Aus und An: Die Holzglühbirne des japanischen Designers beeindruckt mit einer starken Leuchtkraft. Foto: Hersteller
Der Glühbirne letztes Stündlein hat geschlagen: Seit 1. September geht das von der EU verfügte Aus für Glühbirnen in die vierte und letzte Runde. Diesmal betrifft es die 40- und 25-Watt-Glühbirnen. Offiziell gilt nun nach Beendigung des im September 2009 begonnenen Stufenplans, dass Glühlampen mit Leuchtfaden aller Watt-Klassen innerhalb der EU nicht mehr erzeugt oder hierher importiert werden dürfen.

Heiß diskutiert und viel umstritten (Stichwort: Quecksilber) sind die Nachkommen des Leuchtklassikers. Damit uns die Umstellung auf energiesparende LED jedoch leichter fällt, kommen Designer auf immer findigere Ideen.

Hier eine interessante Variante: Leider noch im Konzeptstatus, aber hoffentlich bald realisiert wird diese Leuchte in der klassischen Form der guten alten Glühbirne vom japanischen Designer Ryosuke Fukusada, der derzeit im Büro von Designerin Patricia Urquiola in Mailand tätig ist.
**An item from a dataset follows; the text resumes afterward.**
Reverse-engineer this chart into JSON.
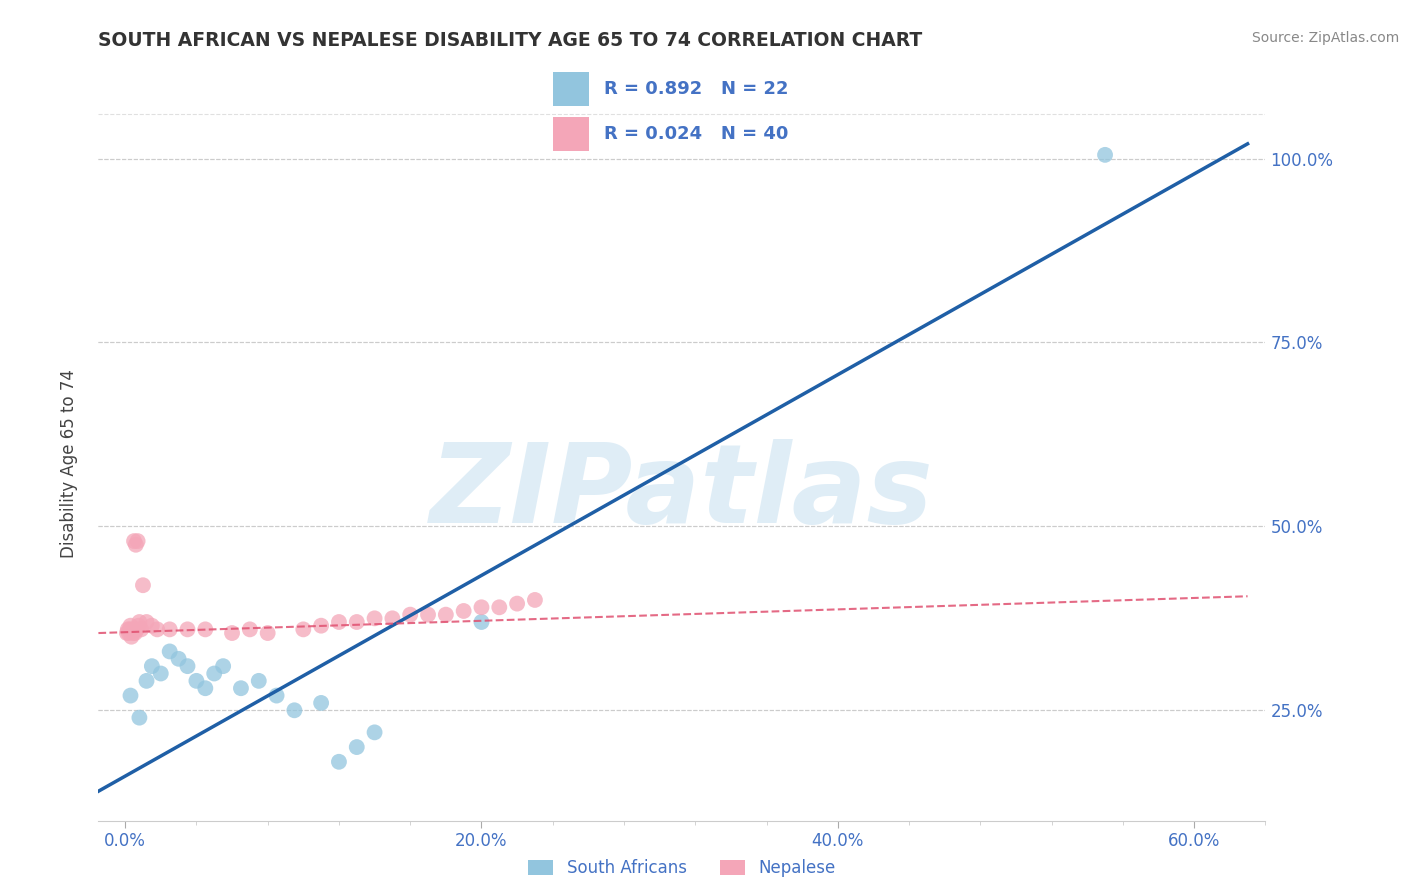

Die Wooden Light Bulb vermittelt im ausgeschalteten Zustand den Eindruck, als sei sie aus solidem Holz. Tatsächlich ist hier ein LED-Leuchtmittel in eine hölzerne Form eingebettet, die mittels der japanischen Rokuro-Technik fast papierdünn geschnitzt ist – so dass sie besonders warmes und interessantes Licht erzeugt. Die klassisch geformte Fassung aus Aluminium perfektioniert den nostalgischen und doch hochmodernen Look der Birne.